TRUSTACTUAL.COM – Krisis kepemimpinan diduga terjadi di Desa Guruapain, Kecamatan Kayoa, Kabupaten Halmahera Selatan. Kepala desa setempat dilaporkan tidak menjalankan tugas selama kurang lebih enam bulan tanpa kejelasan administrasi yang transparan kepada publik. Dampaknya, pelayanan desa disebut macet dan warga melakukan aksi pemalangan kantor desa.
Ketua Umum Barisan Rakyat Halmahera Selatan (BARAH), Abang Ady Ngelo, menilai kondisi tersebut bukan sekadar persoalan pribadi kepala desa, melainkan menyangkut tanggung jawab jabatan dan keberlangsungan pelayanan publik.
“Kepala desa adalah pimpinan tertinggi di desa sekaligus perpanjangan tangan bupati. Jika meninggalkan tugas tanpa pelimpahan kewenangan yang jelas, itu berpotensi menciptakan kekosongan pemerintahan. Ini bukan hal sepele,” tegasnya, Selasa (4/3).

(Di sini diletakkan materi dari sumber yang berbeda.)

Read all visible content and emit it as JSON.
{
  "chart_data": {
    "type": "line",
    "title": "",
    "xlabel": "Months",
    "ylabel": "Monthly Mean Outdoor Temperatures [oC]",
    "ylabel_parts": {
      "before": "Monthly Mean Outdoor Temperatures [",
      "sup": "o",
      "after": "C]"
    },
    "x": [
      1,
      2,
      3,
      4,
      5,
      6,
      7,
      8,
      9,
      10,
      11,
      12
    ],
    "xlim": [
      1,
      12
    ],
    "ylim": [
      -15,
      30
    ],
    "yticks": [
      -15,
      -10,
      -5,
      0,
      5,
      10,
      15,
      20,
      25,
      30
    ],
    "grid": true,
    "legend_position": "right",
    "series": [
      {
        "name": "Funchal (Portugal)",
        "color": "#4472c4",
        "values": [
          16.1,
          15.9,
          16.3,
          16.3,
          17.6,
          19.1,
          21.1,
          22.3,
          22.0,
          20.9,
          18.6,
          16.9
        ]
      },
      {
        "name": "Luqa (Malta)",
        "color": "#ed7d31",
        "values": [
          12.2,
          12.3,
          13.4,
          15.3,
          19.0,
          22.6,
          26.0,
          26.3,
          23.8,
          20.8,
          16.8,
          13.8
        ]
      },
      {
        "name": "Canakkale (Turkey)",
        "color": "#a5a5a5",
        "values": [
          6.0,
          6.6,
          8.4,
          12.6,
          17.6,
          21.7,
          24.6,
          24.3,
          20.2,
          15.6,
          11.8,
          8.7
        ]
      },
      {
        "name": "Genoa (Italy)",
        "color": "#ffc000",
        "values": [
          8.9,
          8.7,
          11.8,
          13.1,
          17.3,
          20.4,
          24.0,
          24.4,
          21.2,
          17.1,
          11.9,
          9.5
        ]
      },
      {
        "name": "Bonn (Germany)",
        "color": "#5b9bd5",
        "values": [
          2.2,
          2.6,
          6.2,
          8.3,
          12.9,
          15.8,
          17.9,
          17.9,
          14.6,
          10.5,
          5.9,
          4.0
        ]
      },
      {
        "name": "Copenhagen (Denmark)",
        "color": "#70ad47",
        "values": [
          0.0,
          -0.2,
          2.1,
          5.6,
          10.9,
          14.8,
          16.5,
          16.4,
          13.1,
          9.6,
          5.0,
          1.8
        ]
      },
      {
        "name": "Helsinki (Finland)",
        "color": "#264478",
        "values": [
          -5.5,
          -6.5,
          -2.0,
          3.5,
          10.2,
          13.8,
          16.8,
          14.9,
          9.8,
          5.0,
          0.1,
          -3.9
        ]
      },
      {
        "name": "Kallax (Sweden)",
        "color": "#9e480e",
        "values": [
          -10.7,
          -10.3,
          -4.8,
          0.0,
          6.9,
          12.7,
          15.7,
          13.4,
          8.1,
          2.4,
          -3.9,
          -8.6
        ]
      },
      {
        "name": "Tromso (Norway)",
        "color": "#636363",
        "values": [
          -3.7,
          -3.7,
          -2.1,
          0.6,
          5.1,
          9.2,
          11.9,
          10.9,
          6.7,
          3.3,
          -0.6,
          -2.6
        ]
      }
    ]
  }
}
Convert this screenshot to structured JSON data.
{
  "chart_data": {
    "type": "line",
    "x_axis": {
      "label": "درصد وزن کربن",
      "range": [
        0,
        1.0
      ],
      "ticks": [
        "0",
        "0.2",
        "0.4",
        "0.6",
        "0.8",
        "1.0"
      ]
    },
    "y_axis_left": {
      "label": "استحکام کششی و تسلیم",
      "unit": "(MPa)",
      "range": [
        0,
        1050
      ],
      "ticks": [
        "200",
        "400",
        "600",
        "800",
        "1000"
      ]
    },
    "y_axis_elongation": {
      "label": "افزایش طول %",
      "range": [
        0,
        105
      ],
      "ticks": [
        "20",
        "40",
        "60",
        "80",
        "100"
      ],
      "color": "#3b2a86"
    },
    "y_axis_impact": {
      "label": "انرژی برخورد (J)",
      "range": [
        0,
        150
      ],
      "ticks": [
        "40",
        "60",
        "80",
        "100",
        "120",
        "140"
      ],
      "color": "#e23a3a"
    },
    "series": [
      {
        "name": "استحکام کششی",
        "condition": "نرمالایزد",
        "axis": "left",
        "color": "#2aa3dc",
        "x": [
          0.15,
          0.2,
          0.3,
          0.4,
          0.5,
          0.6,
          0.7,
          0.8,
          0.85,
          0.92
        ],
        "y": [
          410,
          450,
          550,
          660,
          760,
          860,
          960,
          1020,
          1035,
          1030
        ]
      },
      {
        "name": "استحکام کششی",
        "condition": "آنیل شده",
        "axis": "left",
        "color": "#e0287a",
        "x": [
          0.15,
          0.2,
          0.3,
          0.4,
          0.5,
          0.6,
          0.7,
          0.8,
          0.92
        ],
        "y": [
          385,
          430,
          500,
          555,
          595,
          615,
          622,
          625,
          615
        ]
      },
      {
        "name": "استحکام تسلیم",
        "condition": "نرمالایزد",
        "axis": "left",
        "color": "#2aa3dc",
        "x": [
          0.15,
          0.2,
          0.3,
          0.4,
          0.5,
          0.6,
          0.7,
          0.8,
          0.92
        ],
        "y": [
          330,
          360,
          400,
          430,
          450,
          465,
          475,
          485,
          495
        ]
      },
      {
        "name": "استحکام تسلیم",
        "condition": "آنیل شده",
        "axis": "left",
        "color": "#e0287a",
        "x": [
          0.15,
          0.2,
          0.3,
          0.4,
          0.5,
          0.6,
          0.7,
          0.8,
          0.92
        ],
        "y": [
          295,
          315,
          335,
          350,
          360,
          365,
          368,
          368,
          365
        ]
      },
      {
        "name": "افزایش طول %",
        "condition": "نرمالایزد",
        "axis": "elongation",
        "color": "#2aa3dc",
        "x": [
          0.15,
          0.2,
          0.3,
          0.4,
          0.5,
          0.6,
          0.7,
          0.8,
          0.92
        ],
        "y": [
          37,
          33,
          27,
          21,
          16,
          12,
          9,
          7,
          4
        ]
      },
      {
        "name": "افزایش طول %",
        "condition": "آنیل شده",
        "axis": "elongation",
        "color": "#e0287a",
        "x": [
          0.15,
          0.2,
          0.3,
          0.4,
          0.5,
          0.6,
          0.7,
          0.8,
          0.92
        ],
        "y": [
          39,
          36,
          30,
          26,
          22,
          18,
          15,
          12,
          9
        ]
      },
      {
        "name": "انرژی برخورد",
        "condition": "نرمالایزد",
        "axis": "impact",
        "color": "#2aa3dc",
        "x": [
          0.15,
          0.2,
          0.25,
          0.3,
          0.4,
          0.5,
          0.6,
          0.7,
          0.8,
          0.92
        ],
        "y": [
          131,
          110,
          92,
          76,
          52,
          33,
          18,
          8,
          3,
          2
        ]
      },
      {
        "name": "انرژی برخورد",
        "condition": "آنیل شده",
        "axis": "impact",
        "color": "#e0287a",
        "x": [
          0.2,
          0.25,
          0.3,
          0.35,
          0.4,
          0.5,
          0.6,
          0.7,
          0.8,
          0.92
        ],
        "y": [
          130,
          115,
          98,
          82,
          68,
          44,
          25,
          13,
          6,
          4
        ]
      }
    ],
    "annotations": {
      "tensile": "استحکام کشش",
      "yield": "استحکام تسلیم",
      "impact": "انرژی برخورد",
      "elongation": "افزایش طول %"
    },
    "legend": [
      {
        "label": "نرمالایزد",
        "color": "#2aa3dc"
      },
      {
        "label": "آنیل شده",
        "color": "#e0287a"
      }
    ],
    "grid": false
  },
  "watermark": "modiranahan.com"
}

Saat dikonfirmasi, Camat Kayoa menyampaikan bahwa pihak kecamatan tidak menerima surat pemberitahuan resmi terkait ketidakhadiran kepala desa. Artinya, secara administratif, kecamatan tidak memiliki dasar formal atas kekosongan jabatan selama berbulan-bulan tersebut.
Di sisi lain, berdasarkan komunikasi BARAH dengan Dinas Pemberdayaan Masyarakat dan Desa (DPMD), disebutkan bahwa kepala desa sedang berobat dan mengajukan cuti.
Namun, BARAH mempertanyakan: jika benar ada pengajuan cuti, apakah sudah diproses sesuai ketentuan? Apakah telah diterbitkan keputusan resmi dan penunjukan pelaksana tugas (Plt) untuk menjamin pelayanan tetap berjalan?
“Jangan sampai alasan cuti menjadi ruang abu-abu yang membuat pemerintahan desa lumpuh tanpa kendali,” ujar Ady.
Hasil pemantauan di lapangan, menurut BARAH, menunjukkan ketidakhadiran kepala desa berdampak langsung pada pelayanan administrasi dan pengambilan keputusan di desa. Keresahan warga memuncak hingga berujung aksi pemalangan kantor desa sebagai bentuk protes atas stagnasi pelayanan.
Situasi ini dinilai sebagai indikator bahwa persoalan sudah memasuki tahap serius dan memerlukan intervensi pemerintah daerah.
Informasi yang berkembang menyebutkan ketidakhadiran kepala desa berkaitan dengan persiapan persalinan. BARAH menilai alasan tersebut harus dijelaskan secara proporsional, mengingat Puskesmas Kayoa berstatus rawat inap.
“Jika alasannya persalinan, fasilitas kesehatan di Kecamatan Kayoa tersedia. Maka yang menjadi pertanyaan publik adalah: apakah prosedur cuti telah ditempuh? Apakah pelayanan desa sudah diantisipasi?” kata Ady.
BARAH menegaskan bahwa fokus persoalan bukan pada aspek pribadi, melainkan pada tata kelola pemerintahan dan kepastian pelayanan masyarakat.
Secara terpisah, Ketua BARAH mengaku telah menyampaikan persoalan ini kepada Sekretaris Daerah dan Wakil Bupati Halmahera Selatan. Respons yang diterima menyebutkan persoalan akan diselesaikan sesuai aturan yang berlaku.
Meski demikian, BARAH menilai publik membutuhkan langkah konkret, bukan sekadar pernyataan normatif.
“Pemerintah daerah jangan hanya bangga dengan capaian pelayanan di lingkup kantor bupati. Jika di tingkat desa terjadi kebuntuan, itu mencederai wajah pelayanan publik secara keseluruhan,” tegasnya.
BARAH juga mengingatkan bahwa kekosongan kepemimpinan dalam waktu lama berpotensi menimbulkan persoalan lanjutan, termasuk dalam aspek pengelolaan dana desa.
Organisasi tersebut mendesak Bupati Halmahera Selatan segera mengambil sikap tegas, sekaligus mendorong Badan Permusyawaratan Desa (BPD) dan tokoh masyarakat Guruapain untuk menggelar pertemuan terbuka guna mencari solusi.
Hingga berita ini dipublikasikan, Kepala Desa Guruapain belum memberikan klarifikasi resmi kepada TrustActual.com.